SUNDAY FEBRUARY 12TH:
Preempted by University
of Hartford Women's Basketball game.
SUNDAY FEBRUARY 19TH: After his immortal
Messiah, the oratorio Saul (1739) was probably Handel's next most
popular work in that genre during his lifetime, and it continued
to be regularly performed in England after his death and right on
into modern times. Messiah is quite different from Saul in that
it is a musical reflection upon an assemblage of passages from many
places in the Bible. Saul takes its story specifically from the
First and Second Books of Samuel in the Old Testament. In Saul the
English oratorio most closely approaches staged opera in its dramatic
intensity. Indeed, the printed librettos given out at performances
in Handel's day provide detailed stage directions, as if it were
presented as opera for visual imagination, or for us today as a
music movie in the listener's mind. Saul has occasionally been acted
out on stage with success. René Jacobs' recorded theatricalization
(as it were) of Saul is the latest thing on disc in the way of Handel
oratorios. It was taped in the Teldex Studio in Berlin only last
year. I say "theatricalization" because Jacobs' interpretation is
indeed an opera for the ear. The various vocal airs and interspersed
recitatives flow swiftly along in a continuous theatrical action.
Jacobs directs the period instrument orchestra Concerto Köln, the
RIAS Radio Berlin Chamber Chorus and eight vocal soloists, all of
whom hail from English-speaking countries. Saul was last heard on
this program on Sunday, January 17, 1988, when I presented a 1972
Archive set of LP's. Sir Charles Mackerras' interpretation with
the English Chamber Orchestra and Leeds Festival Chorus was good
for its time, but the new Jacobs' account on two Harmonia Mundi
CD's has clearly supplanted it.
SUNDAY FEBRUARY 26TH: In his works for the
Parisian opera houses Luigi Cherubini (1760-1842) built upon the
"reformed" classical style of opera established by his predecessor
there, Christopf Willibald Gluck.
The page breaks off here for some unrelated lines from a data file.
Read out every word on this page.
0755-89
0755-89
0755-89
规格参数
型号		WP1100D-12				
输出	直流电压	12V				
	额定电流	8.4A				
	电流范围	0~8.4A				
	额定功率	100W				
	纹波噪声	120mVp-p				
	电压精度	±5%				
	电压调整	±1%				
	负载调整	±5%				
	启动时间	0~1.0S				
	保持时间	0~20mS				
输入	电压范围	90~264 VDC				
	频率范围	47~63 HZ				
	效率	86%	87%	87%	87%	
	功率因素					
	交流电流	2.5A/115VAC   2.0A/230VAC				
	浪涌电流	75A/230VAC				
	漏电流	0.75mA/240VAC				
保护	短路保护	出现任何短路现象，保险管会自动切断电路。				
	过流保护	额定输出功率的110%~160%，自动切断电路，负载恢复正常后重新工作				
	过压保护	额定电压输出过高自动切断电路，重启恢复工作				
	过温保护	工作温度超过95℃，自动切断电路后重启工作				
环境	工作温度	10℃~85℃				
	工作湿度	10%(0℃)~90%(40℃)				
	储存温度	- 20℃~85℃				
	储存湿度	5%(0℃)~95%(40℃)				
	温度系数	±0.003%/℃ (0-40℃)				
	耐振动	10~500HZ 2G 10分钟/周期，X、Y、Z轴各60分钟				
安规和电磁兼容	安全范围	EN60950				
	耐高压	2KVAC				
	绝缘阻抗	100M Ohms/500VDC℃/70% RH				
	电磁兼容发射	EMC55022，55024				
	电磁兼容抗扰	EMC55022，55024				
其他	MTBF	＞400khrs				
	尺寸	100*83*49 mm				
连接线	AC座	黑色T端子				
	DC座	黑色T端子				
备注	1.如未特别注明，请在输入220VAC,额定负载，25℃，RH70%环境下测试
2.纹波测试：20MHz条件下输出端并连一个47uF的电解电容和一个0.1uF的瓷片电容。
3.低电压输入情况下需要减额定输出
Cherubini's lyric tragedy Medea
(1797), heard on this program more than two decades ago in LP format
(Sunday, February 3, 1985), is a masterpiece of dramatic concentration
in an austere symphonic musical framework. Brilliantly successful
in its own day was his Lodoiska (1791), an opera comique with spoken-word
dialog and musical numbers almost as intense as Media, Lodoiska
is a heroic "rescue opera", one of the forerunners of Beethoven's
Fidelio. In time this revolutionary piece de sauvetage fell out
of the repertoire, but it forever changed the course of French operatic
history. Nineteenth century composers like Spontini and Rossini
were greatly indebted to it. Lodoiska was revived to the first time
in the twentieth century at Milan's Teatra alla Scala in 1951, in
Italian language translation and with a badly adapted musical score.
When it was next staged there in 1991 conductor Riccardo Muti drew
upon a new score based on the two oldest and most reliable printed
editions. Lodoiska was recorded at La Scala live for issue on two
Sony Classical CD's. You heard this recording once before on this
program on Sunday, May 3, 1992. A clutch of great new opera recordings
have recently been processed into our station's ever-growing library
of classical music on disc; Dusapin's Perelá, Conradi's Ariadne,
and Handel's Saul. Cherubini's Lodoiska and Ashley's Atalana are
also to be found in the station's CD collection. I am indebted as
always to Rob Meehan, former WWUH classics deejay and specialist
in the alternative musics of the twentieth and twenty-first centuries,
for the loan for broadcast of his recordings of Olsen's Belisa,
Stravinsky's Oedipus Rex, and Marsalis' Blood on the Fields. The
old Caedmon LP set of Cyrano de Bergerac comes out of my own collection.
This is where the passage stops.